Non-local Optimization: Imposing Structure on Optimization Problems by Relaxation
This work provides theoretical insights for researchers in evolutionary computation and reinforcement learning, though it appears incremental as it builds on existing relaxation methods.
The paper tackles the problem of optimizing non-differentiable or non-convex functions in stochastic optimization by analyzing the structure of relaxations, showing that properties like consistency of optimal values, Lipschitz gradients, and convexity enable fast and reliable optimization.

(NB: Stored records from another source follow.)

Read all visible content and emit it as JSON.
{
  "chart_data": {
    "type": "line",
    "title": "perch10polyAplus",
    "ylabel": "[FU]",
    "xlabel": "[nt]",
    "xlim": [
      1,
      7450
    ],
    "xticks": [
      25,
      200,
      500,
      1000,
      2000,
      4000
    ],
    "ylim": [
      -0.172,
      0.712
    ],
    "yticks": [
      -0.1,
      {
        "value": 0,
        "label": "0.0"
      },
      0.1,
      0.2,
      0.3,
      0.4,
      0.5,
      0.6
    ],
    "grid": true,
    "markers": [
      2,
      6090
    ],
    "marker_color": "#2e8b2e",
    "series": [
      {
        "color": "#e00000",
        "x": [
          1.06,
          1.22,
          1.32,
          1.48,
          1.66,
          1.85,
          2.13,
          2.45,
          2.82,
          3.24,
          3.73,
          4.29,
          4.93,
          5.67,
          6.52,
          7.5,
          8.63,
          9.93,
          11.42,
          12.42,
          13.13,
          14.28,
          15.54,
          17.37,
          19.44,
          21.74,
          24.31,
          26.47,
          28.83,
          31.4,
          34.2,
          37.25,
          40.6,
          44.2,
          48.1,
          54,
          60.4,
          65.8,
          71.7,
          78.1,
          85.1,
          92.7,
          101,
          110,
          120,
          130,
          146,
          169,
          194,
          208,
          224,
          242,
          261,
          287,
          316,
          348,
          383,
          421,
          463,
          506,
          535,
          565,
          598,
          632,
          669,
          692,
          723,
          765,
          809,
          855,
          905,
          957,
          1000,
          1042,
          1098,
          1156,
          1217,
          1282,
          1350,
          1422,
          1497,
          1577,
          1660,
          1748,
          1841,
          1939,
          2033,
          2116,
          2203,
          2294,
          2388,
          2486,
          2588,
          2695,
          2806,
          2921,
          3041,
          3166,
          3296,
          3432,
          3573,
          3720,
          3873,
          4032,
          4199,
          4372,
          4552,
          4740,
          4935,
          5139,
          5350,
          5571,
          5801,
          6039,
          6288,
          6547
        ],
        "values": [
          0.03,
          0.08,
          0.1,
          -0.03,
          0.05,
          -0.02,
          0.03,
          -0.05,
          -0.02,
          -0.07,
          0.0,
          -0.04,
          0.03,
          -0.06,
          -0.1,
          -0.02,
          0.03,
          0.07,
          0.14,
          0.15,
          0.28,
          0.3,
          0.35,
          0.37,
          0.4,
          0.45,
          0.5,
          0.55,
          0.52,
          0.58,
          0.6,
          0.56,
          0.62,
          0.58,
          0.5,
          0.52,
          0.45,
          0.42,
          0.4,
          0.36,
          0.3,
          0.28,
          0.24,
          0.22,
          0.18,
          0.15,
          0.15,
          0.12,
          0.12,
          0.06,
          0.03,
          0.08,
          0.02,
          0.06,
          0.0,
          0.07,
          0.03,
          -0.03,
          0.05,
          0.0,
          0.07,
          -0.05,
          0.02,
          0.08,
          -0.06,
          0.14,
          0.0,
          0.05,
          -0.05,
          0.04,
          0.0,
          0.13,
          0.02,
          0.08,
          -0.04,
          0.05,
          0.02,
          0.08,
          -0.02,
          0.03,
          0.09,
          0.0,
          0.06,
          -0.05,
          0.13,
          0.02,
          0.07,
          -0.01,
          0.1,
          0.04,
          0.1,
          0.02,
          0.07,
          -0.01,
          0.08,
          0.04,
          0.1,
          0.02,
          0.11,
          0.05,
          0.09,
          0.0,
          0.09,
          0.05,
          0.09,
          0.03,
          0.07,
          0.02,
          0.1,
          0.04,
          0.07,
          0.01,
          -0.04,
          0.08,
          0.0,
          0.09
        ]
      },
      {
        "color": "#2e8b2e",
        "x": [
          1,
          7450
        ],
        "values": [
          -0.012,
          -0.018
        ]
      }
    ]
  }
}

In stochastic optimization, particularly in evolutionary computation and reinforcement learning, the optimization of a function $f: Ω\to \mathbb{R}$ is often addressed through optimizing a so-called relaxation $θ\in Θ\mapsto \mathbb{E}_θ(f)$ of $f$, where $Θ$ resembles the parameters of a family of probability measures on $Ω$. We investigate the structure of such relaxations by means of measure theory and Fourier analysis, enabling us to shed light on the success of many associated stochastic optimization methods. The main structural traits we derive and that allow fast and reliable optimization of relaxations are the consistency of optimal values of $f$, Lipschitzness of gradients, and convexity. We emphasize settings where $f$ itself is not differentiable or convex, e.g., in the presence of (stochastic) disturbance.